- Film poster
- Directed by: David Esbjornson
- Written by: Alfred Uhry
- Produced by: Richard Moore
- Starring: Angela Lansbury James Earl Jones Boyd Gaines
- Edited by: Jill Bilcock
- Production companies: Broadway Near You Umbrella Entertainment
- Distributed by: Omniverse Vision Screenvision Fathom Events
- Release dates: May 25, 2014 (UK); June 4, 2014 (US);
- Running time: 90 minutes
- Countries: United States Australia
- Language: English

= Driving Miss Daisy (2014 film) =

2014 filmed performance of the stage play

Driving Miss Daisy is a filmed performance of the 2013 Australian theatrical production of the Pulitzer Prize-winning 1987 play of the same name by Alfred Uhry starring Angela Lansbury, James Earl Jones and Boyd Gaines. It was produced as a 2014 film by Broadway Near You (United States) in association with Umbrella Entertainment (Australia).

==Synopsis==
Miss Daisy Werthan (Angela Lansbury) is a widowed, 72-year-old Jewish woman living in mid-century Atlanta who is deemed too old to drive by her son Boolie (Boyd Gaines). He then hires Hoke Coleburn, an African-American man (James Earl Jones) to serve as her chauffeur, and what begins as a troubled and hostile pairing soon blossoms into a profound, life-altering friendship that transcends all the societal boundaries placed between them.

==Cast==
- Angela Lansbury – Daisy Werthan
- James Earl Jones – Hoke Coleburn
- Boyd Gaines – Boolie Werthan

==Production background==
The Australian tour of the Broadway production of Driving Miss Daisy performed to sold-out audiences in Brisbane, Sydney, Melbourne, Adelaide, and Perth from February 9 to June 16, 2013. James Earl Jones and Boyd Gaines, who originally starred in the play's 2010 Broadway revival and subsequent 2011 West End transfer (opposite Vanessa Redgrave), both reprised their Broadway roles for the Australian tour.

This performance of the play was filmed with six cameras in high-definition video during its successful five-week run at Comedy Theatre in Melbourne, Australia from April 5 to May 12, 2013. A local crew was used for the six-camera shoot and Melbourne-based independent company Soundfirm completed all post-production – picture and sound.

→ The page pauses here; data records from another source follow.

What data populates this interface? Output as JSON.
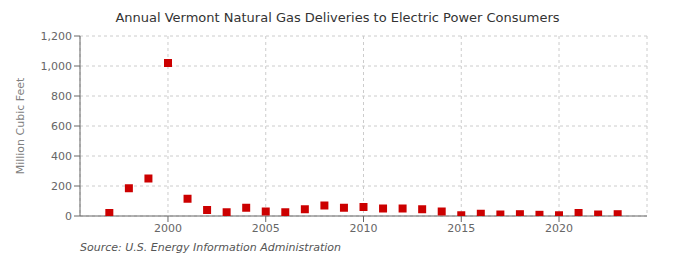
{
  "chart_data": {
    "type": "scatter",
    "title": "Annual Vermont Natural Gas Deliveries to Electric Power Consumers",
    "y_label": "Million Cubic Feet",
    "annotations": [
      "Source: U.S. Energy Information Administration"
    ],
    "x": [
      1997,
      1998,
      1999,
      2000,
      2001,
      2002,
      2003,
      2004,
      2005,
      2006,
      2007,
      2008,
      2009,
      2010,
      2011,
      2012,
      2013,
      2014,
      2015,
      2016,
      2017,
      2018,
      2019,
      2020,
      2021,
      2022,
      2023
    ],
    "values": [
      20,
      185,
      250,
      1020,
      115,
      40,
      25,
      55,
      30,
      25,
      45,
      70,
      55,
      60,
      50,
      50,
      45,
      30,
      5,
      15,
      10,
      12,
      8,
      5,
      20,
      10,
      12
    ],
    "color": "#cc0000",
    "marker": "square",
    "xlim": [
      1995.5,
      2024.5
    ],
    "xticks": [
      2000,
      2005,
      2010,
      2015,
      2020
    ],
    "ylim": [
      0,
      1200
    ],
    "yticks": [
      0,
      200,
      400,
      600,
      800,
      {
        "value": 1000,
        "label": "1,000"
      },
      {
        "value": 1200,
        "label": "1,200"
      }
    ],
    "grid": true
  }
}
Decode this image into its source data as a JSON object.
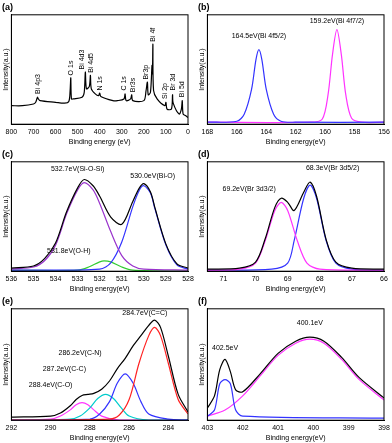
{
  "chart_data": [
    {
      "type": "line",
      "title": "(a)",
      "x_label": "Binding energy (eV)",
      "y_label": "Intensity(a.u.)",
      "xlim": [
        800,
        0
      ],
      "xticks": [
        800,
        700,
        600,
        500,
        400,
        300,
        200,
        100,
        0
      ],
      "ylim": [
        0,
        130
      ],
      "tick_labels": "x",
      "grid": false,
      "series": [
        {
          "color": "#000000",
          "x": [
            800,
            750,
            700,
            690,
            682,
            678,
            670,
            600,
            560,
            540,
            534,
            531,
            528,
            520,
            480,
            470,
            465,
            460,
            447,
            442,
            438,
            420,
            405,
            400,
            395,
            340,
            320,
            290,
            285,
            280,
            260,
            255,
            250,
            200,
            190,
            184,
            180,
            170,
            163,
            161,
            159,
            156,
            140,
            105,
            100,
            95,
            75,
            70,
            67,
            40,
            30,
            26,
            22,
            10,
            0
          ],
          "values": [
            22,
            22,
            24,
            26,
            32,
            30,
            28,
            26,
            25,
            27,
            40,
            55,
            30,
            30,
            32,
            38,
            62,
            42,
            45,
            58,
            42,
            36,
            34,
            37,
            33,
            28,
            28,
            30,
            36,
            28,
            30,
            35,
            28,
            28,
            40,
            50,
            35,
            38,
            70,
            60,
            95,
            40,
            30,
            22,
            26,
            18,
            18,
            35,
            25,
            12,
            18,
            28,
            12,
            10,
            8
          ]
        }
      ],
      "annotations": [
        {
          "text": "Bi 4p3",
          "x": 680,
          "y": 36
        },
        {
          "text": "O 1s",
          "x": 530,
          "y": 58
        },
        {
          "text": "Bi 4d3",
          "x": 482,
          "y": 65
        },
        {
          "text": "Bi 4d5",
          "x": 440,
          "y": 61
        },
        {
          "text": "N 1s",
          "x": 400,
          "y": 40
        },
        {
          "text": "C 1s",
          "x": 290,
          "y": 40
        },
        {
          "text": "Br3s",
          "x": 248,
          "y": 38
        },
        {
          "text": "Br3p",
          "x": 190,
          "y": 53
        },
        {
          "text": "Bi 4f",
          "x": 159,
          "y": 98
        },
        {
          "text": "Si 2p",
          "x": 105,
          "y": 30
        },
        {
          "text": "Br 3d",
          "x": 68,
          "y": 40
        },
        {
          "text": "Bi 5d",
          "x": 28,
          "y": 32
        }
      ]
    },
    {
      "type": "line",
      "title": "(b)",
      "x_label": "Binding energy(eV)",
      "y_label": "Intensity(a.u.)",
      "xlim": [
        168,
        156
      ],
      "xticks": [
        168,
        166,
        164,
        162,
        160,
        158,
        156
      ],
      "ylim": [
        0,
        110
      ],
      "tick_labels": "x",
      "grid": false,
      "series": [
        {
          "color": "#3333ff",
          "x": [
            168,
            166,
            165.5,
            165,
            164.7,
            164.5,
            164.3,
            164,
            163.5,
            163,
            162,
            156
          ],
          "values": [
            2,
            3,
            10,
            35,
            65,
            75,
            65,
            35,
            10,
            3,
            2,
            2
          ]
        },
        {
          "color": "#ff33ff",
          "x": [
            168,
            161,
            160.2,
            159.8,
            159.5,
            159.2,
            158.9,
            158.6,
            158.2,
            157.5,
            156
          ],
          "values": [
            2,
            2,
            5,
            30,
            70,
            95,
            70,
            30,
            6,
            2,
            2
          ]
        }
      ],
      "annotations": [
        {
          "text": "164.5eV(Bi 4f5/2)",
          "x": 164.5,
          "y": 85
        },
        {
          "text": "159.2eV(Bi 4f7/2)",
          "x": 159.2,
          "y": 100
        }
      ]
    },
    {
      "type": "line",
      "title": "(c)",
      "x_label": "Binding energy(eV)",
      "y_label": "Intensity(a.u.)",
      "xlim": [
        536,
        528
      ],
      "xticks": [
        536,
        535,
        534,
        533,
        532,
        531,
        530,
        529,
        528
      ],
      "ylim": [
        0,
        105
      ],
      "tick_labels": "x",
      "grid": false,
      "series": [
        {
          "color": "#000000",
          "x": [
            536,
            535,
            534.5,
            534,
            533.5,
            533,
            532.7,
            532.3,
            532,
            531.5,
            531,
            530.5,
            530.2,
            530,
            529.7,
            529.5,
            529,
            528.5,
            528
          ],
          "values": [
            3,
            5,
            12,
            27,
            57,
            80,
            88,
            82,
            72,
            52,
            45,
            67,
            80,
            84,
            76,
            61,
            26,
            7,
            3
          ]
        },
        {
          "color": "#9933cc",
          "x": [
            536,
            535,
            534.5,
            534,
            533.5,
            533,
            532.7,
            532.3,
            532,
            531.5,
            531,
            530.5,
            530,
            528
          ],
          "values": [
            2,
            4,
            10,
            25,
            55,
            78,
            85,
            78,
            65,
            38,
            15,
            5,
            2,
            1
          ]
        },
        {
          "color": "#3333ff",
          "x": [
            536,
            532,
            531.5,
            531,
            530.5,
            530.2,
            530,
            529.7,
            529.5,
            529,
            528.5,
            528
          ],
          "values": [
            1,
            2,
            8,
            28,
            62,
            78,
            82,
            75,
            60,
            25,
            6,
            2
          ]
        },
        {
          "color": "#33cc33",
          "x": [
            536,
            533,
            532.5,
            532,
            531.8,
            531.5,
            531,
            530.5,
            528
          ],
          "values": [
            1,
            1,
            4,
            9,
            10,
            9,
            4,
            1,
            0
          ]
        }
      ],
      "annotations": [
        {
          "text": "532.7eV(Si-O-Si)",
          "x": 533.0,
          "y": 95
        },
        {
          "text": "530.0eV(Bi-O)",
          "x": 529.6,
          "y": 88
        },
        {
          "text": "531.8eV(O-H)",
          "x": 533.4,
          "y": 16
        }
      ]
    },
    {
      "type": "line",
      "title": "(d)",
      "x_label": "Binding energy(eV)",
      "y_label": "Intensity(a.u.)",
      "xlim": [
        71.5,
        66
      ],
      "xticks": [
        71,
        70,
        69,
        68,
        67,
        66
      ],
      "ylim": [
        0,
        108
      ],
      "tick_labels": "x",
      "grid": false,
      "series": [
        {
          "color": "#000000",
          "x": [
            71.5,
            70.5,
            70,
            69.7,
            69.4,
            69.2,
            69,
            68.8,
            68.5,
            68.3,
            68.1,
            67.8,
            67.5,
            67,
            66
          ],
          "values": [
            2,
            3,
            9,
            32,
            63,
            72,
            68,
            60,
            78,
            88,
            74,
            31,
            9,
            3,
            2
          ]
        },
        {
          "color": "#ff33ff",
          "x": [
            71.5,
            70.5,
            70,
            69.7,
            69.4,
            69.2,
            69,
            68.7,
            68.4,
            68,
            66
          ],
          "values": [
            1,
            2,
            8,
            30,
            60,
            68,
            60,
            30,
            8,
            2,
            1
          ]
        },
        {
          "color": "#3333ff",
          "x": [
            71.5,
            69.5,
            69,
            68.8,
            68.5,
            68.3,
            68.1,
            67.8,
            67.5,
            67,
            66
          ],
          "values": [
            1,
            2,
            8,
            30,
            72,
            85,
            72,
            30,
            8,
            2,
            1
          ]
        }
      ],
      "annotations": [
        {
          "text": "69.2eV(Br 3d3/2)",
          "x": 70.2,
          "y": 78
        },
        {
          "text": "68.3eV(Br 3d5/2)",
          "x": 67.6,
          "y": 98
        }
      ]
    },
    {
      "type": "line",
      "title": "(e)",
      "x_label": "Binding energy(eV)",
      "y_label": "Intensity(a.u.)",
      "xlim": [
        292,
        283
      ],
      "xticks": [
        292,
        290,
        288,
        286,
        284
      ],
      "ylim": [
        0,
        108
      ],
      "tick_labels": "x",
      "grid": false,
      "series": [
        {
          "color": "#000000",
          "x": [
            292,
            290,
            289.5,
            289,
            288.7,
            288.4,
            288.1,
            287.8,
            287.4,
            287,
            286.6,
            286.2,
            285.8,
            285.4,
            285,
            284.7,
            284.4,
            284,
            283.5,
            283
          ],
          "values": [
            3,
            4,
            7,
            14,
            20,
            24,
            25,
            26,
            30,
            38,
            50,
            60,
            72,
            82,
            92,
            97,
            90,
            62,
            25,
            8
          ]
        },
        {
          "color": "#ff2222",
          "x": [
            292,
            287,
            286.5,
            286,
            285.5,
            285,
            284.7,
            284.4,
            284,
            283.5,
            283
          ],
          "values": [
            0,
            1,
            5,
            20,
            55,
            82,
            90,
            82,
            55,
            20,
            6
          ]
        },
        {
          "color": "#3333ff",
          "x": [
            292,
            288,
            287.5,
            287,
            286.6,
            286.2,
            285.8,
            285.4,
            285,
            284,
            283
          ],
          "values": [
            0,
            1,
            6,
            18,
            36,
            45,
            36,
            18,
            6,
            1,
            0
          ]
        },
        {
          "color": "#00cccc",
          "x": [
            292,
            289,
            288.5,
            288,
            287.6,
            287.2,
            286.8,
            286.4,
            286,
            285,
            283
          ],
          "values": [
            0,
            1,
            4,
            12,
            21,
            25,
            21,
            12,
            4,
            0,
            0
          ]
        },
        {
          "color": "#ff33ff",
          "x": [
            292,
            290,
            289.5,
            289,
            288.7,
            288.4,
            288.1,
            287.8,
            287.4,
            286.5,
            283
          ],
          "values": [
            0,
            1,
            4,
            10,
            15,
            17,
            15,
            10,
            4,
            0,
            0
          ]
        }
      ],
      "annotations": [
        {
          "text": "284.7eV(C=C)",
          "x": 285.2,
          "y": 100
        },
        {
          "text": "286.2eV(C-N)",
          "x": 288.5,
          "y": 62
        },
        {
          "text": "287.2eV(C-C)",
          "x": 289.3,
          "y": 46
        },
        {
          "text": "288.4eV(C-O)",
          "x": 290.0,
          "y": 31
        }
      ]
    },
    {
      "type": "line",
      "title": "(f)",
      "x_label": "Binding energy(eV)",
      "y_label": "Intensity(a.u.)",
      "xlim": [
        403,
        398
      ],
      "xticks": [
        403,
        402,
        401,
        400,
        399,
        398
      ],
      "ylim": [
        0,
        55
      ],
      "tick_labels": "x",
      "grid": false,
      "series": [
        {
          "color": "#000000",
          "x": [
            403,
            402.8,
            402.65,
            402.5,
            402.35,
            402.2,
            402,
            401.5,
            401,
            400.5,
            400.1,
            399.7,
            399.2,
            398.7,
            398
          ],
          "values": [
            6,
            12,
            25,
            30,
            24,
            15,
            14,
            23,
            33,
            39,
            41,
            39,
            31,
            21,
            11
          ]
        },
        {
          "color": "#3333ff",
          "x": [
            403,
            402.8,
            402.65,
            402.5,
            402.35,
            402.2,
            402,
            398
          ],
          "values": [
            2,
            5,
            18,
            20,
            18,
            5,
            2,
            1
          ]
        },
        {
          "color": "#ff33ff",
          "x": [
            403,
            402.5,
            402,
            401.5,
            401,
            400.5,
            400.1,
            399.7,
            399.2,
            398.7,
            398
          ],
          "values": [
            2,
            5,
            12,
            22,
            32,
            38,
            40,
            38,
            30,
            20,
            10
          ]
        }
      ],
      "annotations": [
        {
          "text": "402.5eV",
          "x": 402.5,
          "y": 34
        },
        {
          "text": "400.1eV",
          "x": 400.1,
          "y": 46
        }
      ]
    }
  ]
}
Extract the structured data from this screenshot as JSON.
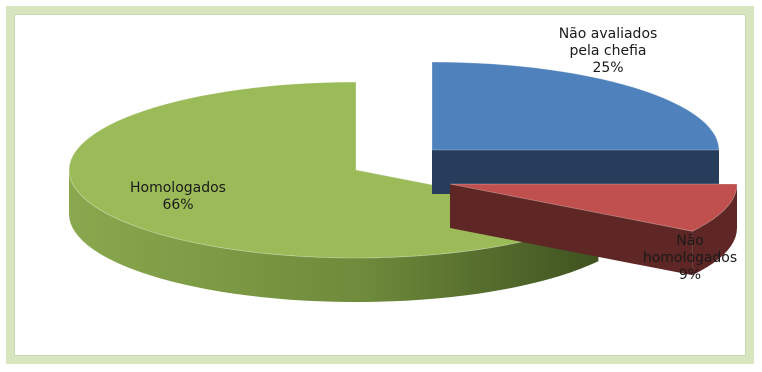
{
  "chart_data": {
    "type": "pie",
    "style": "3d-exploded",
    "slices": [
      {
        "label_lines": [
          "Não avaliados",
          "pela chefia"
        ],
        "percent_label": "25%",
        "value": 25,
        "color": "#4f81bd",
        "side_color": "#263d5c"
      },
      {
        "label_lines": [
          "Não",
          "homologados"
        ],
        "percent_label": "9%",
        "value": 9,
        "color": "#c0504d",
        "side_color": "#5e2624"
      },
      {
        "label_lines": [
          "Homologados"
        ],
        "percent_label": "66%",
        "value": 66,
        "color": "#9bbb59",
        "side_color": "#5b7232"
      }
    ],
    "legend": "none"
  }
}
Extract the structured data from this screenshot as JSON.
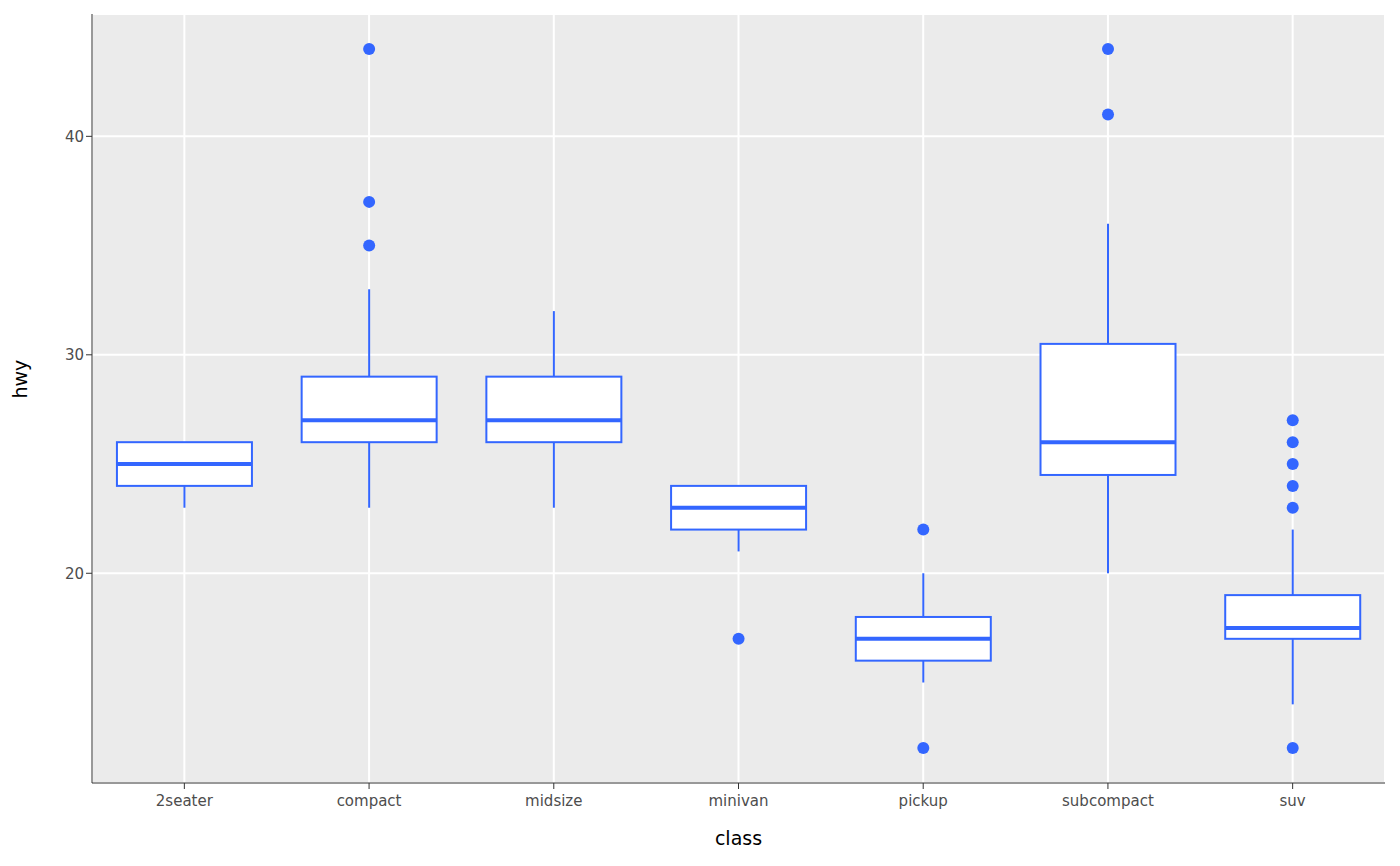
{
  "chart_data": {
    "type": "boxplot",
    "x_label": "class",
    "y_label": "hwy",
    "categories": [
      "2seater",
      "compact",
      "midsize",
      "minivan",
      "pickup",
      "subcompact",
      "suv"
    ],
    "whisker_low": [
      23,
      23,
      23,
      21,
      15,
      20,
      14
    ],
    "q1": [
      24,
      26,
      26,
      22,
      16,
      24.5,
      17
    ],
    "median": [
      25,
      27,
      27,
      23,
      17,
      26,
      17.5
    ],
    "q3": [
      26,
      29,
      29,
      24,
      18,
      30.5,
      19
    ],
    "whisker_high": [
      26,
      33,
      32,
      24,
      20,
      36,
      22
    ],
    "outliers": [
      [],
      [
        35,
        37,
        44
      ],
      [],
      [
        17
      ],
      [
        12,
        22
      ],
      [
        41,
        44
      ],
      [
        12,
        23,
        24,
        25,
        26,
        27
      ]
    ],
    "color": "#3366ff",
    "ylim": [
      10.4,
      45.6
    ],
    "yticks": [
      20,
      30,
      40
    ],
    "grid": true
  }
}
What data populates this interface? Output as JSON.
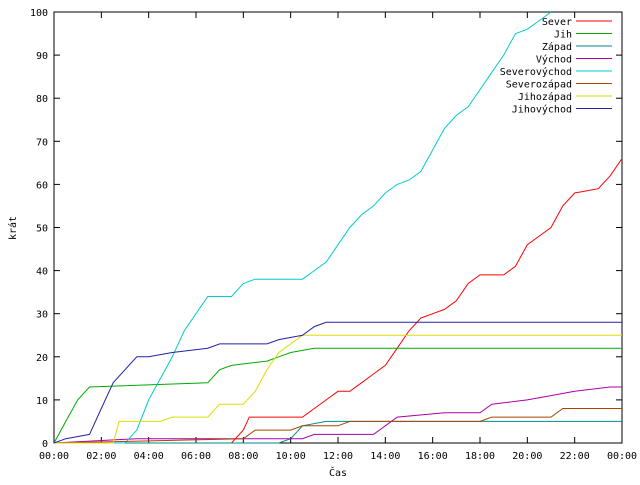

The production of Driving Miss Daisy, directed for the stage by David Esbjornson and directed for the screen by Peter Ots, was filmed by New York's Broadway Near You in association with Australia's Umbrella Entertainment and produced by Jill Bilcock and Richard Moore. The play was produced for the Australian stage by John Frost by special arrangement with Jed Bernstein and Adam Zotovich. The creative team included John Lee Beatty (Scenic Design), Peter Kaczorowski (Lighting Design), Wendall K. Harrington (Projection Design), Christopher Cronin (Sound Design), and Mark Bennett (Composer).

==Theatrical release and TV broadcast==
On May 25, 2014, a special screening of Driving Miss Daisy was broadcast live by via satellite from BFI Southbank in London to over 300 cinemas across the United Kingdom followed by an onstage Q&A session with Angela Lansbury, presented by Omniverse Vision and BFI.

On June 4, 2014, the film was released in a limited theatrical engagement in more than 500 movie theaters across the United States and Canada, presented by Screenvision and Broadway Near You.

On August 2, 2014, it was screened at Village Cinemas in Melbourne, Australia and featured the previously taped Q&A session with Angela Lansbury, followed by an Australian-wide limited release.

On May 14, 2015, Driving Miss Daisy was released as a one-night-only event in U.S. cinemas nationwide by Fathom Events and Broadway Near You, and was broadcast on PBS Great Performances on July 17, 2015, at 9 pm.

==Critical review==
The Australian stage production was met with critical acclaim. In its 5-star review, The Herald Sun said, "It is a privilege to witness the consummate professionalism and fine acting of two of America's stage and screen royalty, Angela Lansbury and James Earl Jones". The Sydney Morning Herald critic raved, "I have never been happier jumping out of my chair and applauding wildly, while wiping away moisture from my cheeks". The Sydney Season praises: "With a cast whose reach transcends generations and whose successes are multitudinous, it is impossible to approach this play without the highest of expectations, and it does not, for a moment, disappoint".

==DVD release==
On August 4, 2015, Driving Miss Daisy was released on DVD in Region 1 by PBS Distribution, available for purchase exclusively through the official PBS website at ShopPBS.org. It was later made available for purchase via Amazon.com as of September 29, 2015.